Due to the GDPR’s one-stop-shop mechanism, complaints will now be sent to Sweden, where Spotify is primarily based in the EU. The complaint was then left unresolved for several years as the Swedish authorities carried out a parallel ex-officio investigation in which the complainant was not involved. Despite the fact that the GDPR stipulates that the data controller must respond to access requests within one month, noyb was eventually sued by the Swedish data protection authorities ( IMY) will be brought to court. Last year, the plaintiffs successfully challenged IMY’s position that they were not parties to the proceedings, and the Stockholm Administrative Court ruled that the plaintiffs had the right to seek a decision after six months.
The case is still ongoing (in the Superior Court), but the Administrative Court’s decision last November to order IMY to handle and investigate the complaint appears to have prompted the DPA to make a decision in the meantime. IMY finally ordered Spotify to provide the full dataset. However, we are deferring judgment on whether we have done all that the authorities asked us to do until we can scrutinize the decision.
The Swedish Privacy Agency (IMY) has investigated Spotify’s general procedures for processing access requests and the information that should be provided to individuals making requests pursuant to Articles 15.1 and 15.2 of the GDPR, and A description of the data in the technical log files provided by Spotify. IMY has imposed an administrative fine of 58 million Swedish kronor on Spotify for failing to provide individuals with sufficiently clear information in this regard.

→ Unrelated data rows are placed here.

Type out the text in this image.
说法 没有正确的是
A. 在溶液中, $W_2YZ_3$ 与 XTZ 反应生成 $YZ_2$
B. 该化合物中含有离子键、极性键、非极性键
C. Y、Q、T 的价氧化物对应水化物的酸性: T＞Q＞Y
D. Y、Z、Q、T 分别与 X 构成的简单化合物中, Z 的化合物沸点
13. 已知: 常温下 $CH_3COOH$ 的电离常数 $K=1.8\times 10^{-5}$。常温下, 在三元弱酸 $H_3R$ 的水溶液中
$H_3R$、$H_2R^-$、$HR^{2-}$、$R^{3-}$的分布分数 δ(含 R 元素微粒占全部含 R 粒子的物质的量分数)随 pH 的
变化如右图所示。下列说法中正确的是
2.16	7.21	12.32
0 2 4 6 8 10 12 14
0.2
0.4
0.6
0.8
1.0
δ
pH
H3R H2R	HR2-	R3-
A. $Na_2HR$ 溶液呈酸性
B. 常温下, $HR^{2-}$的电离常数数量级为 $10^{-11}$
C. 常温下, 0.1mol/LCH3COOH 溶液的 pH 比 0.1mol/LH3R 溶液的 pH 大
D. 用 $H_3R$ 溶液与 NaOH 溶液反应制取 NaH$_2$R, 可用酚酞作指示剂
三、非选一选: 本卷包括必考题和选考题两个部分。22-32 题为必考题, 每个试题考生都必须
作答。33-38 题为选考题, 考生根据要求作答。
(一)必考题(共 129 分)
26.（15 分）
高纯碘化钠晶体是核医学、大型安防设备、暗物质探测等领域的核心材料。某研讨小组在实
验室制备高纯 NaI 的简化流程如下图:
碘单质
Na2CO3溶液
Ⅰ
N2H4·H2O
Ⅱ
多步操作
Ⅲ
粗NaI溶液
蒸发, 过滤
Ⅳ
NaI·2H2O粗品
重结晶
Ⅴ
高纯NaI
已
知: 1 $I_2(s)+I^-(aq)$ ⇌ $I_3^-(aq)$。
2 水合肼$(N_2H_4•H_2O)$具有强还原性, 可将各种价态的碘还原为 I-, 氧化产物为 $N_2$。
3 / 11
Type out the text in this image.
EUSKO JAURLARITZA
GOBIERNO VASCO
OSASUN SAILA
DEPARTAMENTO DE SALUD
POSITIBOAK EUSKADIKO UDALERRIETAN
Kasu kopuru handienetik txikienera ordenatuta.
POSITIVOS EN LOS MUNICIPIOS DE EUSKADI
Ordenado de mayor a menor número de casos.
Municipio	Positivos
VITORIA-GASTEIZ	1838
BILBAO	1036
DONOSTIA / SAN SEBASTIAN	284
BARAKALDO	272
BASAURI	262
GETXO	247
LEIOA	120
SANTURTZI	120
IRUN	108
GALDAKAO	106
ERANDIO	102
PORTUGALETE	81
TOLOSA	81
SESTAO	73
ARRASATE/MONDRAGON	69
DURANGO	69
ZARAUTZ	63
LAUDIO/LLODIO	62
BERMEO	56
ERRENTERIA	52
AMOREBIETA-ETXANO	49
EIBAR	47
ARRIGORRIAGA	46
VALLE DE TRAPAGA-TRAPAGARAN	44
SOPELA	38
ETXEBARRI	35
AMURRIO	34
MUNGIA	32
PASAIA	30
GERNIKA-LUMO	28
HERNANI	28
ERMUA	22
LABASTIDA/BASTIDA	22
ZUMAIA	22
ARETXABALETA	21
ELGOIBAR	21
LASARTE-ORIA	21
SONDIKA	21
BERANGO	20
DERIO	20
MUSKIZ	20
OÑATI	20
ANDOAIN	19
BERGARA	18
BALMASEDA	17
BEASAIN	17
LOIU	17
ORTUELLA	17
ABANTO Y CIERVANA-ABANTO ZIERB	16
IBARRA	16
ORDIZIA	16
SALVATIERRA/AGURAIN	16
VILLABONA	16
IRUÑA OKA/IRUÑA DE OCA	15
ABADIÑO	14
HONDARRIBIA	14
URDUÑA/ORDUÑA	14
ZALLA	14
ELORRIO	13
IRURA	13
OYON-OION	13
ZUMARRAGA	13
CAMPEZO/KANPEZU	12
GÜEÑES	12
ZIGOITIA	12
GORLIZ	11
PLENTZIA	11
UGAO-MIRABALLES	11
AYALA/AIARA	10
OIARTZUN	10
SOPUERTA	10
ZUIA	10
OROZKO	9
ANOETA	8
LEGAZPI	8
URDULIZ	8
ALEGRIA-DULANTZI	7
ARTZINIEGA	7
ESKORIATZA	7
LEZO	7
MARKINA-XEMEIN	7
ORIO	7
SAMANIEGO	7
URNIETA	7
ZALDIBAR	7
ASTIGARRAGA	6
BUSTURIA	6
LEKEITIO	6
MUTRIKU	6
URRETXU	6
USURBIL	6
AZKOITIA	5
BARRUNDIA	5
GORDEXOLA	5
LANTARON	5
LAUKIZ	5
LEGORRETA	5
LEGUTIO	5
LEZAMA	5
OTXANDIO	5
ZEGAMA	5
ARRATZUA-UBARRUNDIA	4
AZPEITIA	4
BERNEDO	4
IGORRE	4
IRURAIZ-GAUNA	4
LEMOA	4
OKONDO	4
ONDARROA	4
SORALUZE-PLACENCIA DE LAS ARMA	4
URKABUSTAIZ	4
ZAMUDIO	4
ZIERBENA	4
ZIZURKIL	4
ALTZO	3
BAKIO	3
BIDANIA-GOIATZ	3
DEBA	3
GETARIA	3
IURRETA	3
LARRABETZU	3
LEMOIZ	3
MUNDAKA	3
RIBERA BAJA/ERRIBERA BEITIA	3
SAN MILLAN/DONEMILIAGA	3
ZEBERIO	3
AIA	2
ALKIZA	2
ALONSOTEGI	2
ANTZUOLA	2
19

This decision contains violations of Articles 12.1, 15.1, g and 15.2 of the GDPR.
IMY’s investigation also included an investigation into what happened in three different complaints, where IMY found Spotify’s failure to process access requests related to two of the complaints investigated. I discovered that This part of the decision includes violations of Articles 12.1, 12.3, 15.1, 15.3, 15.1 and 15.2 of the GDPR. For these infringements, IMY will take disciplinary action.
Spotify provides all users with comprehensive information about how they process their personal data. During the investigation, the Swedish DPA found only a few areas of our processes that we believe need improvement. However, we disagree with this decision and plan to appeal.
The complaint against Spotify was actually one of a series of strategic complaints by noyb against music and video platforms that sought to test the application of the law. noyb found persistent structural violations of users’ GDPR data access rights across the eight platforms it tested (Amazon, AppleMusic, DAZN, Flimmit, Netflix, Spotify, SoundCloud, YouTube), many of which have set up automated systems. claimed to have been found to have To respond to the SAR of users who have not provided all the information that Europeans have a legal right to obtain.
It has been more than five years since the GDPR came into force in May 2018, but enforcement remains very difficult due to differences in approaches and processes (and in some cases resources) between national authorities tasked with protecting Europeans’ privacy rights. There continues to be a patchwork of inconsistent results.
Noyb founder and chairman Max Schrems confirmed that IMY’s decision included an order to comply with access requests to Spotify. He also suggested that the platform had improved its system during the investigation. “We are now expecting a full response,” he said, adding, “So we need to see what they send and if it is good enough.”
Asked if Spotify would modify its protocol for responding to user data access requests in light of the IMY sanctions, a Spotify spokesperson said, “There is nothing we can confirm at this time.” We are always looking for ways to improve,” he added. This is for transparency. ”
Mr Schrems also said noyb was confirming the move on three other complaints. Including cases resolved after the platform in question (Flimmit) modified the process during the procedure. Draft decision issued by his DPA in the Netherlands regarding Netflix. And DAZN is reportedly nearing a conclusion (in court) in Austria. Beyond that, the image will be dark. According to Schrems, of his eight complaints targeted by noyb as data access complaints, half have so far only resulted in radio silence from his DPA in connection.